Per il Presidente Anedda “I dati ultimi esposti dalla Banca d’Italia sono oggettivi: il valore dei titoli italiani è sceso del 9%, la ricchezza delle famiglie italiane si è ridotta di 85 miliardi, gli investitori esteri hanno ridotto la quota dei titoli di stato al 24%. D’altronde è di pochi giorni fa la notizia che rispetto alle attese dell’ultima asta (di collocare circa 10 miliardi di titoli italiani), la richiesta del mercato si è fermata a poco più di 2 miliardi, registrando il secondo peggior risultato di sempre, secondo gli analisti. Aggiungiamo che l’ISTAT, nell’ultima nota del 21 novembre, evidenziava un rallentamento della crescita del PIL rispetto all’anno precedente e una attesa per il 2019 (+1,3%), inferiore a quella stimata dal Governo”.

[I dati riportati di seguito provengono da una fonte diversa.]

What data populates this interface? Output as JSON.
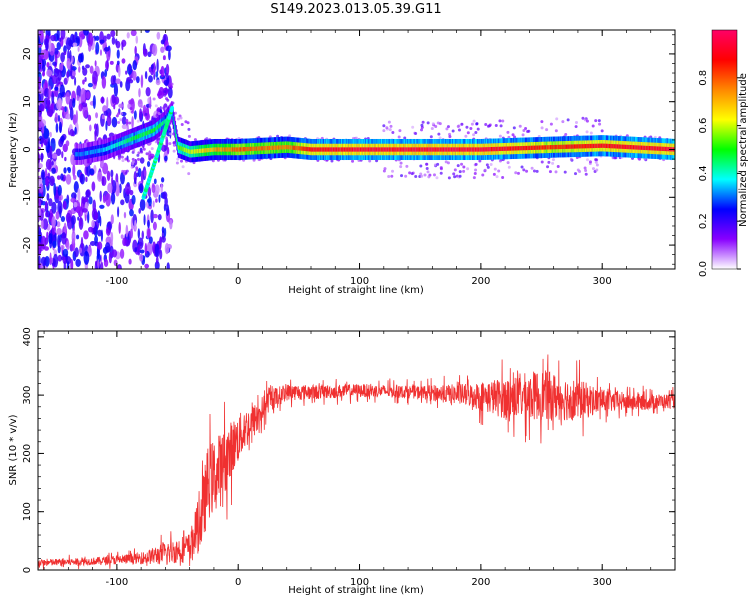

“Oggi l’attenzione mediatica  – continua Anedda – è spostata totalmente sul braccio di ferro tra Italia ed Europa, come se gli investitori istituzionali facessero dipendere le loro decisioni solo e unicamente dall’esito dei negoziati e dalla possibilità o meno che possa essere avviata dall’Unione Europea, la procedura di infrazione nei confronti del nostro Paese. Ci si dimentica, forse, che le scelte di investire nella nostra economia sono dipendenti anche da altre variabili di non meno importanza: le difficoltà burocratiche, l’incertezza dei tempi di realizzazione di un’opera, l’inefficienza dei procedimenti giudiziari, l’incostanza della legislazione fiscale, la provvisorietà dei provvedimenti amministrativi, etc. Fattori questi che limitano le iniziative nazionali quanto, a maggior ragione, quelle finanziate da investitori stranieri, meno disponibili a farsi carico del “rischio Italia” ovvero assumendolo per rendimenti ben superiori a quelli ordinariamente sostenibili.

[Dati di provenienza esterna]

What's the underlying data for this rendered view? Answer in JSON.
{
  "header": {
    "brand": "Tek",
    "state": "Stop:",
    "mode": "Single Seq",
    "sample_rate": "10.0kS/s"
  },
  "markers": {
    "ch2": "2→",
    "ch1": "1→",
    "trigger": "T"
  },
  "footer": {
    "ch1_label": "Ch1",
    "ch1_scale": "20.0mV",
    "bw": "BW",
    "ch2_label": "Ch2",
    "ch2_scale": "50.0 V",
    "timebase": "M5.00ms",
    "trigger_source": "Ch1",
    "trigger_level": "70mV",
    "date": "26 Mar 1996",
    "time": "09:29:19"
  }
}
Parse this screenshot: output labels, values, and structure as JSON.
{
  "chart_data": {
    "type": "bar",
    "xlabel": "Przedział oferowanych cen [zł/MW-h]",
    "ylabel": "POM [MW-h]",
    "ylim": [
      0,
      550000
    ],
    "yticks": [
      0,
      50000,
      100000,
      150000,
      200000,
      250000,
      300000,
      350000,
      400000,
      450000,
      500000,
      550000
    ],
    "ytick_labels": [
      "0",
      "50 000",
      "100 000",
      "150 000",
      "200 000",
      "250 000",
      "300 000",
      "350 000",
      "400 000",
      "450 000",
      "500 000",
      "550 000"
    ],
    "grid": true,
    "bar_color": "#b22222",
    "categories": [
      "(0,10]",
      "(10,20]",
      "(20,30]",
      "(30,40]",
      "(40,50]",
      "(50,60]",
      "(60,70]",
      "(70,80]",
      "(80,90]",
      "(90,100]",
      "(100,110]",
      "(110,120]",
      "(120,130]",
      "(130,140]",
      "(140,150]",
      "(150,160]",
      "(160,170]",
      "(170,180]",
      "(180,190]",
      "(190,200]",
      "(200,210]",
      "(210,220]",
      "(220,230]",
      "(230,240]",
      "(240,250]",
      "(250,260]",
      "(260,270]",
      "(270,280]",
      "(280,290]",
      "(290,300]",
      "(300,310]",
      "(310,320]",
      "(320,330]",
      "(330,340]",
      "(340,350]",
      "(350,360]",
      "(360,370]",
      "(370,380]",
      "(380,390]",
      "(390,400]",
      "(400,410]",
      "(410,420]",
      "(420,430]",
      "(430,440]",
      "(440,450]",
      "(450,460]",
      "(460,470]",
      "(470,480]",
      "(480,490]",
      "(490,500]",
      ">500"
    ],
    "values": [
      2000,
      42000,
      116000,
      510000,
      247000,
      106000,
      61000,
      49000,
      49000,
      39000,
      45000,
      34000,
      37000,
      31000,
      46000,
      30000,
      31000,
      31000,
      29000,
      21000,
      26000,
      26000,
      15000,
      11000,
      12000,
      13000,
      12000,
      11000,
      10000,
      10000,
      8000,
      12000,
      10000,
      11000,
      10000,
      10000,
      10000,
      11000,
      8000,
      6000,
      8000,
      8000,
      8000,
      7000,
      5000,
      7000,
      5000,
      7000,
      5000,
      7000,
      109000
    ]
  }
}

“In tale contesto, il ruolo che gli investitori istituzionali domestici possono svolgere, anche come attrattore di coinvestimenti stranieri può essere centrale – conclude il Presidente Cnpadc – Da qui la necessità che si apra un tavolo di confronto con il mondo della previdenza privata che, come emerge dall’ultimo rapporto AdEPP, nel giro di cinque anni  ha      registrato una crescita patrimoniale dei propri asset di circa 20 miliardi di euro (da  65,6 miliardi di  euro del 2013 ai circa 85,3 miliardi  di euro           di fine 2017) ma, soprattutto, ha quasi triplicato gli investimenti in fondi mobiliari (passati da 8,3 miliardi di euro  del 2013 ai circa 21,6 di fine 2017) e raddoppiato la componente azionaria (da 4,1 miliardi di euro a circa 8,1 miliardi di euro).Pensare di far ripartire l’economia senza coinvolgere progettualmente quelli che oggi sono tra i principali operatori finanziari sarebbe anacronistico, prima ancora che inefficiente”.